Wednesday 2 March 2016

This is not a blog post


Bullet 1682 (1949)
UNDER HIS PICTURE
Surrealist’s signature indicates bottom

This is the bottom.
The boots were so heavy that Dali could hardly lift his feet and he had to be bundled onto the stage with the support of his stumbling assistants. Once there he stood motionless in the full deep-sea diver suit holding two white Russian wolfhounds on a leash. Then he tried to begin his lecture on Fantomes paranoiaques authentiques or, since he was in London, authentic paranoid fantasies.

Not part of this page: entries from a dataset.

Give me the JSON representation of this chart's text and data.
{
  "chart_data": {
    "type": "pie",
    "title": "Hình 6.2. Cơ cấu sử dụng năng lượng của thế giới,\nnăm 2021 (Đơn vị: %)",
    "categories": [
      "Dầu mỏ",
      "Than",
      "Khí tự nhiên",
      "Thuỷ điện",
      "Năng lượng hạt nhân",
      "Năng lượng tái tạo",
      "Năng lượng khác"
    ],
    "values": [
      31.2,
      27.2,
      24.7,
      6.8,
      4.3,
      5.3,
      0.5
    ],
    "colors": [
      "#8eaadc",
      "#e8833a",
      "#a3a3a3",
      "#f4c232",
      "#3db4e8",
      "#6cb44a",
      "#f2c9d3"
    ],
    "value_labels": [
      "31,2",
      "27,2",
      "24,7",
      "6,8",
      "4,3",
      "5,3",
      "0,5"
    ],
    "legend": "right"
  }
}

When the eccentric Lord Berners had hired the suit for the show, he had been asked to what depth exactly the artist was intending to sink. The reply, of course, was that Dali intended to descend to the level of the subconscious. As it turned out, no one had thought to include breathing apparatus with the suit and it was only when the great man started to deliver himself of his thoughts on paranoia that he realised no one would be able to hear him from behind the glass porthole of his helmet. Not only that, but he was beginning to suffocate. Luckily, swift action from Surrealist patron Edward James and a hammer saved Dali from a descent into the unconscious.
The audience that day in June 1936, unaware that the artist was in real danger of expiring before them, had accompanied the wild thrashings around of Dali and his rescuer with sustained, enthusiastic applause. For them it was all just the kind of exciting unexpected thing that these new artists were getting up to. They had already seen in the halls of the New Burlington Gallery the works of Dali, Miro, Rene Magritte and Max Ernst among others in the first major UK exhibition of Surrealist art. In their thousands, they had marvelled at noses growing into pipes, clocks melting and fur-lined tea cups.
For the man in the street, the man on the Clapham omnibus and most of John Bull’s readers, though, good art was art that cleverly reproduced the appearance of recognisable things. The comment of a reporter on the Sheffield Independent who had been despatched to the London show summed up this attitude. Praising the technique of the artists, he went on to say with some regret that most of them could “obviously do ‘straight’” if they put their minds to it. In fact, he was only getting the satisfaction of technical virtuosity because of the realism that had to be there before it could be subverted to become surreal. What he would have thought of later developments like colour field painting or performance art can be only be guessed. 

The reaction of a large part of the general British public to modern art has always been marked by contempt and/or derision, fuelled by a deep suspicion of all things intellectual. There’s a feeling that someone is trying to pull the wool over our eyes, usually for personal advancement and money. More often than not, this antipathy is manifested as humour. Tony Hancock's rebel was the best of many comic portrayals of the modern artist and, over the years, a whole genre of newspaper cartoons has developed with the pretensions of modern art as its target.

The mockery in this Bullet revolves around one of the most often expressed put-downs of modern art. Given the technical competence of the Surrealist painters, the old ‘my 5-year old could have done that’ won’t wash. So the next most obvious deviation from notions of good art is that it is impossible to tell what is going on in the picture, so most normal people would have no idea which way up it should go.

This is the top.

Family Corner:

Did Dad like art?
What art did Dad like?
What pictures did we have on the walls at Christchurch Street (1940s-1970s)
Were your artistic achievements and aspirations celebrated and encouraged?